I think that the technological revolution has been substituted for the class revolution--the old Marxist concept. I think that what petroleum did in America, and electricity--what coal did in England--can be done now by electronics and computers and other devices, provided we can use them properly and at the right time which is now and not tomorrow.
We need desperately to improve the skill of our workers. To let them have a better living--more wages and more jobs. We need to use the tremendous capital that we have--it's about the only capital we really have plenty of--which is youth.
More than half of our peple is composed of people under 21 years of age. About 75 per cent of the productive workers are below 25 years of age. So this is a capital--provided that you can use it properly by giving them the capacity, and the ability, to use themselves.
Education
I think education is the most urgent investment to make in Brazil, and the most productive. I think true education--taken as an urgent--taken as even as an emergency thing--is the most effective weapon to develop our economy and to grow up. And by education, of course, I don't mean only the skill of hands, but also the use of brains.
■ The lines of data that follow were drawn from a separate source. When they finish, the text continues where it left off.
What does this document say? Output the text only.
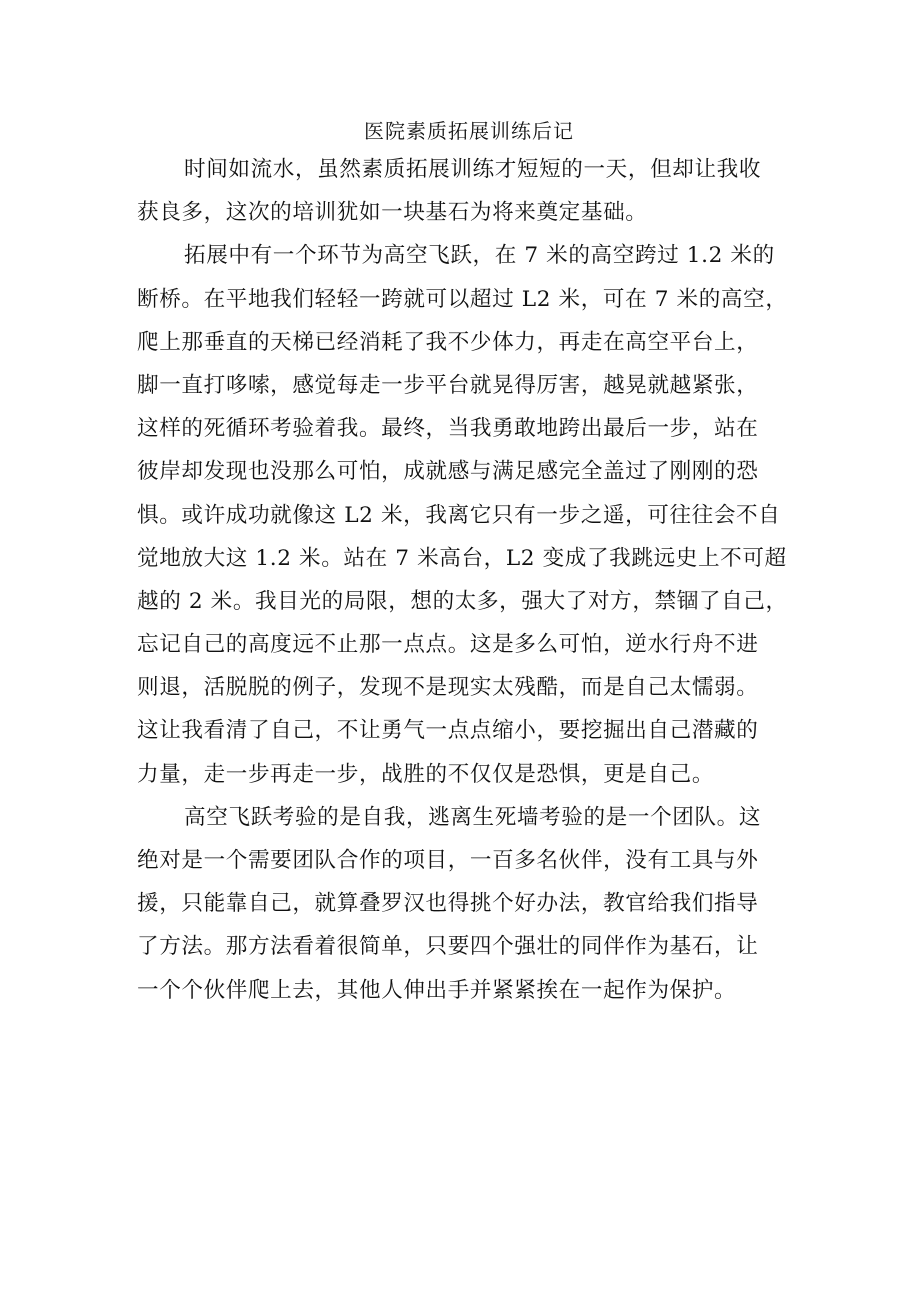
医院素质拓展训练后记
时间如流水，虽然素质拓展训练才短短的一天，但却让我收
获良多，这次的培训犹如一块基石为将来奠定基础。
拓展中有一个环节为高空飞跃，在 7 米的高空跨过 1.2 米的
断桥。在平地我们轻轻一跨就可以超过 L2 米，可在 7 米的高空，
爬上那垂直的天梯已经消耗了我不少体力，再走在高空平台上，
脚一直打哆嗦，感觉每走一步平台就晃得厉害，越晃就越紧张，
这样的死循环考验着我。最终，当我勇敢地跨出最后一步，站在
彼岸却发现也没那么可怕，成就感与满足感完全盖过了刚刚的恐
惧。或许成功就像这 L2 米，我离它只有一步之遥，可往往会不自
觉地放大这 1.2 米。站在 7 米高台，L2 变成了我跳远史上不可超
越的 2 米。我目光的局限，想的太多，强大了对方，禁锢了自己，
忘记自己的高度远不止那一点点。这是多么可怕，逆水行舟不进
则退，活脱脱的例子，发现不是现实太残酷，而是自己太懦弱。
这让我看清了自己，不让勇气一点点缩小，要挖掘出自己潜藏的
力量，走一步再走一步，战胜的不仅仅是恐惧，更是自己。
高空飞跃考验的是自我，逃离生死墙考验的是一个团队。这
绝对是一个需要团队合作的项目，一百多名伙伴，没有工具与外
援，只能靠自己，就算叠罗汉也得挑个好办法，教官给我们指导
了方法。那方法看着很简单，只要四个强壮的同伴作为基石，让
一个个伙伴爬上去，其他人伸出手并紧紧挨在一起作为保护。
We are wasting brains. We don't use them properly.
The military minority that took power are afraid of students speaking outside of their classrooms. Which I think is silly. Because in a country where they are in a majority--I mean the youth--and where students are in the minority of that majority, they have, so-to-speak, the power of attorney for their generation.
So students must be precocious and they must be premature. And I don't see any evil in it. Of course, I would not say that students always are right in their propositions and their criticisms, but I think it is important that they proclaim their nonconformism.